Friday, March 5, 2021

In Black and White: Racial Prejudices in the European Middle Ages

 I uploaded a new version of this article on my Academia page. You can view it https://www.academia.edu/40219335/In_Black_and_White_Racial_Prejudices_in_the_European_Middle_Ages

You can also read the previous chapters, The Trefoil of the World and Jerusalem on European Mind Maps.

See  https://independent.academia.edu/BaizermanMichael

"In Black and White" is open for discussions for 2 weeks from now. If you would like to comment later, you can do it either here, on my blog or my site. Here is the abstract:

Intolerance to nonwhites harks back to the Early Middle Ages; it takes root in a new faith, the alive and kicking Christianity which spreads across the known world. The advocates of the novel ideology strive to defend it against ubiquitous paganism. They make up a pseudo-biological race theory that adopted the principles of Eurocentrism and the superiority of the west. This teaching, which we call here the “racial fiction”, associates blackness with sin.
Black people that disgusted medieval Europeans in terms of physical unattractiveness occupied the remote pockets of the inhabited world. Their character and behavior seemed ecologically determined; the denizens of the outback were prone to physical weakness and exhaustion at an early age. Besides, these outlandish areas were considered to host all and sundry monsters.


The blackness also epitomized moral degradation and wantonness.
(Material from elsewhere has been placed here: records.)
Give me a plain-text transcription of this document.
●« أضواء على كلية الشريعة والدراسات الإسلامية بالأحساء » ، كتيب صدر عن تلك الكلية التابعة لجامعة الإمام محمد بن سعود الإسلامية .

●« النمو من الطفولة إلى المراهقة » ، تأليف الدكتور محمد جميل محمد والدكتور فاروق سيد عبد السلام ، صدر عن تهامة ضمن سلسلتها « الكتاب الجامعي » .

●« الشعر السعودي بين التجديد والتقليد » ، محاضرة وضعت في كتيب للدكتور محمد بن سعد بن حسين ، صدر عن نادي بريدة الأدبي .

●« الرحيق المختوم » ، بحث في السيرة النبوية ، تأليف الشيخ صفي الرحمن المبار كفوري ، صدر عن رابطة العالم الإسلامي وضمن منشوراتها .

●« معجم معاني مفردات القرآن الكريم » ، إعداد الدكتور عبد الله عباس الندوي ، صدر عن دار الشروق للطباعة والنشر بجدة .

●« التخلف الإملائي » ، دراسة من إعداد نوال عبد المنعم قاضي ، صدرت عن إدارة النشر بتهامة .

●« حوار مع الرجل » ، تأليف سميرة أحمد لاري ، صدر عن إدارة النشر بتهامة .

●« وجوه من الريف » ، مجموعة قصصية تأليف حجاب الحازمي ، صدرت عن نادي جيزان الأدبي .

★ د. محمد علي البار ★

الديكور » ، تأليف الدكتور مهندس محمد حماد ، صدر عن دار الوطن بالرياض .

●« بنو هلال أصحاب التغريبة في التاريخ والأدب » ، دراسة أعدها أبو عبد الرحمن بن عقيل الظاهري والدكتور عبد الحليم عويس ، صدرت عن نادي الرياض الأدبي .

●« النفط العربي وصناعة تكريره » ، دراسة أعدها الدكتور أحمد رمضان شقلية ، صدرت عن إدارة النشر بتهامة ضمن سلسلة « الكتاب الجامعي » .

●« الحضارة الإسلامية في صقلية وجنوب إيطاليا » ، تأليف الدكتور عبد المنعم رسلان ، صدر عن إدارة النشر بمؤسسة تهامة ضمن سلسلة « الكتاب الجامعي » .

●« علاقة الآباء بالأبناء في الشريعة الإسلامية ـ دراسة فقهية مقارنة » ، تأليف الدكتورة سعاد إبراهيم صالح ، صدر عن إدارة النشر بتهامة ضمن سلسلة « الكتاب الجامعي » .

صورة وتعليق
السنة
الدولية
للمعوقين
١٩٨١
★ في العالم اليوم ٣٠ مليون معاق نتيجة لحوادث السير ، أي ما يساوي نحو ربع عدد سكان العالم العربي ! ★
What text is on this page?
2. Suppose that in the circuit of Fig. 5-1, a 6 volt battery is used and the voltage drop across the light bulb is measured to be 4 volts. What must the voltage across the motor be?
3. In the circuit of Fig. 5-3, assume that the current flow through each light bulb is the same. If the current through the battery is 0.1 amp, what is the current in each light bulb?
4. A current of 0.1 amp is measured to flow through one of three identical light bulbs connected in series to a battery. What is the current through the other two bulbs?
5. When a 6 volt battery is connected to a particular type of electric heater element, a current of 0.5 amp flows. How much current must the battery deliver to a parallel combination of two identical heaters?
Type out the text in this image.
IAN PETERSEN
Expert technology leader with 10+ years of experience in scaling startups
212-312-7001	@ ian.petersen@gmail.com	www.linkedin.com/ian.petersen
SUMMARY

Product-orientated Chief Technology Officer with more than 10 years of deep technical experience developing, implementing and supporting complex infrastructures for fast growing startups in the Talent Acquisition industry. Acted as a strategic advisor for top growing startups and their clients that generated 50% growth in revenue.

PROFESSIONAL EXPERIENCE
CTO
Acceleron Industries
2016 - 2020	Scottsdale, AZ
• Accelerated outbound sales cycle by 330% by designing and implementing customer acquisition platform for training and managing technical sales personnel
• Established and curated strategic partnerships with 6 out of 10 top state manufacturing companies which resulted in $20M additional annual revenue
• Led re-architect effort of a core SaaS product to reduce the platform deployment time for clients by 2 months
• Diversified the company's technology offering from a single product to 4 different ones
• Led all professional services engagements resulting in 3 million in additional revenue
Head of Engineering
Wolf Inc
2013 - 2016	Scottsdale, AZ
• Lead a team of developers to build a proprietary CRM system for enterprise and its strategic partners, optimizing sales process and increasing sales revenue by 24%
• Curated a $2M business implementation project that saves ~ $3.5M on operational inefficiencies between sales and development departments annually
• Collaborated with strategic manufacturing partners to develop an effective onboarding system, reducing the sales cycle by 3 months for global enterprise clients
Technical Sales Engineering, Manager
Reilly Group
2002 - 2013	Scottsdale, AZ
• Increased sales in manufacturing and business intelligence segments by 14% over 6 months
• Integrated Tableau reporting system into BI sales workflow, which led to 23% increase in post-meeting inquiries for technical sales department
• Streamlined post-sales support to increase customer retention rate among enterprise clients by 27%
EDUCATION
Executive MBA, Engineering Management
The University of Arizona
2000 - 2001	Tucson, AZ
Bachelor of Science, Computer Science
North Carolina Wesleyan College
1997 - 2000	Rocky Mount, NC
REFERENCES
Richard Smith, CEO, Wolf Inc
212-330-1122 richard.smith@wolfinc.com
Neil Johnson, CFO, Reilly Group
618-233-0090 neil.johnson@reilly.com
The supposed low status and irrational behavior of non-white residents would justify their enslavement by the “enlightened” European colonizers. 


A bleak period in which amorality climbs over the bodies of moral principles, while remorse is treated as human weakness and ugliness of soul. 

Other news. I am still collecting info about galleys, both galea sottile (warships) and great galleys in the Mediterranean. I am particularly interested in naval artillery which began to take great strides during the Late Middle Ages and Early Modern era. 


A galley gun from Malta Maritime Museum, which was mounted on a carriage and slid over the runners. 

   https://www.modelships.de/Museums_and_replicas/Malta_Maritime_Museum/Galley-gun.htm

I also returned to the Late Chalcolithic age checking the evidence of social inequality, the emergence of the elites, amassing the capital, and long-distance trade. These are the topics from my first book, "Dawn and Sunset: A Tale of the Oldest Cities in the Near East". Only this time I will nuance my approach and make it more comprehensible.